A empresa, que afirma que o herbicida é seguro, destinou US$ 16 bilhões para lidar com esse litígio.

A Bayer disse nesta terça-feira que a decisão da Suprema Corte prejudica a capacidade das empresas de confiar em ações oficiais tomadas por agências reguladoras especializadas. “A Bayer continua apoiando totalmente seus produtos Roundup, que são uma ferramenta valiosa na produção agrícola eficiente em todo o mundo”, disse a empresa.

“Estamos gratos que a Suprema Corte tenha posto fim à estratégia de negação e postergação da Bayer”, disse Matthew Stubbs, advogado da firma Duncan Stubbs, que representa autores de ações contra a empresa. “Hoje, a Suprema Corte estabeleceu um caminho claro para recuperação nos tribunais, e esperamos ter julgamentos com júri em todo o país nas próximas décadas.”

Na semana passada, no entanto, um tribunal federal de recursos nos EUA determinou que a EPA deve reavaliar se o glifosato representa risco à saúde.

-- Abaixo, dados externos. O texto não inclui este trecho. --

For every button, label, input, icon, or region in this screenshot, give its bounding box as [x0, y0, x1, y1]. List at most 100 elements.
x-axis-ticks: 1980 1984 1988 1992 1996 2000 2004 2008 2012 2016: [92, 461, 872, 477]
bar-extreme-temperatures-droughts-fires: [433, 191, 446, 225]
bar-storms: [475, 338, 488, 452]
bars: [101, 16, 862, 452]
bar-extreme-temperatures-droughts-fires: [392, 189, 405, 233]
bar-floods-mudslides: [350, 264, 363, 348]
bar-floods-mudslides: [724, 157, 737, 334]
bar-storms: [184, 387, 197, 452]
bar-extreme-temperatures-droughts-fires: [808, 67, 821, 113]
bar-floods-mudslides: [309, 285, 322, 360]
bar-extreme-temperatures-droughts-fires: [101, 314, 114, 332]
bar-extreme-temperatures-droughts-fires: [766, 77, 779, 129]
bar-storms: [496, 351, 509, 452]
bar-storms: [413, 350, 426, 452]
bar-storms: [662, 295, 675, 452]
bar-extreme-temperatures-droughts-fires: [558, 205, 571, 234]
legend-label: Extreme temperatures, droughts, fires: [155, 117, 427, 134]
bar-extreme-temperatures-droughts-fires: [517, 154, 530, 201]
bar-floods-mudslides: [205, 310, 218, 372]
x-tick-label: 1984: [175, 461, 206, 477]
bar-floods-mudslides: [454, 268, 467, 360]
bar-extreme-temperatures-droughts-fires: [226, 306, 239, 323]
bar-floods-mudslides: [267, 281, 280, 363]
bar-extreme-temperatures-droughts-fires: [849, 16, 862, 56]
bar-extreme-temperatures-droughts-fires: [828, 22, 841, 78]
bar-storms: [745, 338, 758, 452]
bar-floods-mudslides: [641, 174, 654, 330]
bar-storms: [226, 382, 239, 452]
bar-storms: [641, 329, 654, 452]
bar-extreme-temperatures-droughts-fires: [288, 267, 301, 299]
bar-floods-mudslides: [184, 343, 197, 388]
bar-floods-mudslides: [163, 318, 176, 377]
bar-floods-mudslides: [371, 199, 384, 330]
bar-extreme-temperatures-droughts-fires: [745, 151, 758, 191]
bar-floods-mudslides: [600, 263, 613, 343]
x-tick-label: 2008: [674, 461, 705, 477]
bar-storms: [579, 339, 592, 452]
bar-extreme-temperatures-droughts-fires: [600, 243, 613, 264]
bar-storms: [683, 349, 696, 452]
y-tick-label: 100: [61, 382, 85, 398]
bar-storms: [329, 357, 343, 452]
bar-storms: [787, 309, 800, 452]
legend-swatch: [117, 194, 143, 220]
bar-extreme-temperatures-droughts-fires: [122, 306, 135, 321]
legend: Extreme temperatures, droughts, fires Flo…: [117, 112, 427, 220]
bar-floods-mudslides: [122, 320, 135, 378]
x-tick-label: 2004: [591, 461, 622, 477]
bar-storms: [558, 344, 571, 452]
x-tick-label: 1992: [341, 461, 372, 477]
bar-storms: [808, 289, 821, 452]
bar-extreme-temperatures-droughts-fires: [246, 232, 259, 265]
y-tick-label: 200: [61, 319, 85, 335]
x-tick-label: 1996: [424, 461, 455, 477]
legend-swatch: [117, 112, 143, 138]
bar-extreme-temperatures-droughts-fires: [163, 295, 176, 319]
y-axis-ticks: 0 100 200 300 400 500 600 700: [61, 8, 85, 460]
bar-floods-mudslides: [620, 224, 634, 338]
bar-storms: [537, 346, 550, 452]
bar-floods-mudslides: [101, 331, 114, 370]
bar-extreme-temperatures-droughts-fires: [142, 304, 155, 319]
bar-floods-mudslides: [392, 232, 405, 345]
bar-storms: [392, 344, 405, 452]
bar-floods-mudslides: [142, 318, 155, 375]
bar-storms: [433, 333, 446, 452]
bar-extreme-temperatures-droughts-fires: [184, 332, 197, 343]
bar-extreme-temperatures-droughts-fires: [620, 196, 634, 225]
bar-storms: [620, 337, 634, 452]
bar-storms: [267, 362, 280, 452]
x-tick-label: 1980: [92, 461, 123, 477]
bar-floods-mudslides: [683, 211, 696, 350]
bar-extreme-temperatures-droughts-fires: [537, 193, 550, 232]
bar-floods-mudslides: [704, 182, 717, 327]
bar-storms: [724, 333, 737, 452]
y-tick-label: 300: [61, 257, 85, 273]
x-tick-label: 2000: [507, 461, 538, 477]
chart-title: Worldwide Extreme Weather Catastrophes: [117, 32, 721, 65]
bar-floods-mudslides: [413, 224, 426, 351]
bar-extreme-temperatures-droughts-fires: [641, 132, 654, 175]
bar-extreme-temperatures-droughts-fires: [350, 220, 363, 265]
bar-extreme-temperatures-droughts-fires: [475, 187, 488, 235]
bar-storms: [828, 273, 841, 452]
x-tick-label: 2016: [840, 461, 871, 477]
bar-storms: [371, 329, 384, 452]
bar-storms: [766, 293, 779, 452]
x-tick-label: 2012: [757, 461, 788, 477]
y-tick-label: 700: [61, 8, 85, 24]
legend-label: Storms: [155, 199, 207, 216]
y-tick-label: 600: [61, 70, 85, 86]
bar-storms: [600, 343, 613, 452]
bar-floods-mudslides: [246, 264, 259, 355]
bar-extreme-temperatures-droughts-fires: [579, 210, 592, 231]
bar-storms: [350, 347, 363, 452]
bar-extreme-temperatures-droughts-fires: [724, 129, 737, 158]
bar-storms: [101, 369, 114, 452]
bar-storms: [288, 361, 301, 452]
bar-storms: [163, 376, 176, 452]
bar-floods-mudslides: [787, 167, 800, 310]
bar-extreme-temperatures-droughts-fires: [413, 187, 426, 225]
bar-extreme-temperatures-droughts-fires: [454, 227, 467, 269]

Em sua decisão, o tribunal disse que a agência não avaliou adequadamente se o glifosato causa câncer.

Ainda na semana passada, a Bayer venceu mais um caso nos EUA envolvendo alegações de que o Roundup causa câncer, informou a empresa na sexta-feira. Um júri no condado de Jackson, no Estado de Oregon, concluiu que o herbicida Roundup não causou câncer em um homem, de acordo com a companhia alemã. É o quarto caso consecutivo que a Bayer vence em menos de um ano.

A petição à Suprema Corte era um dos pilares de um plano de cinco pontos que a Bayer anunciou em maio do ano passado para lidar com o litígio do Roundup. O plano também previa o início da remoção do glifosato do Roundup vendido a consumidores residenciais. O Roundup vendido a usuários comerciais, que representa a maior parte das vendas, ainda incluirá o glifosato.

Grupos de lobby do setor agrícola e alguns legisladores em Washington tinham alertado para consequências mais amplas no desenvolvimento de futuros produtos químicos para proteção de lavouras se o caso da Bayer não fosse ouvido.

“Num momento crucial em que os agricultores americanos estão se esforçando para alimentar um mundo ameaçado pela escassez e pela insegurança alimentar, como não vimos há décadas, essa reversão da política corre o risco de minar a capacidade dos produtores agrícolas dos EUA de ajudar a atender às necessidades globais”, escreveram grupos como a Associação Nacional dos Produtores de Milho, a Federação Agrícola Americana e a Associação Americana de Soja em carta ao presidente Joe Biden.

Cerca de três quartos das reclamações contra o Roundup vêm de consumidores residenciais e não de consumidores agrícolas.

Os executivos da Bayer argumentam que os consumidores agrícolas conhecem melhor o uso adequado do produto do que os residenciais. Eles também dizem que a decisão do caso Hardeman, se mantida, coloca em risco a produção futura de pesticidas, desencorajando as empresas de criar novos produtos por medo de serem envolvidas em litígios.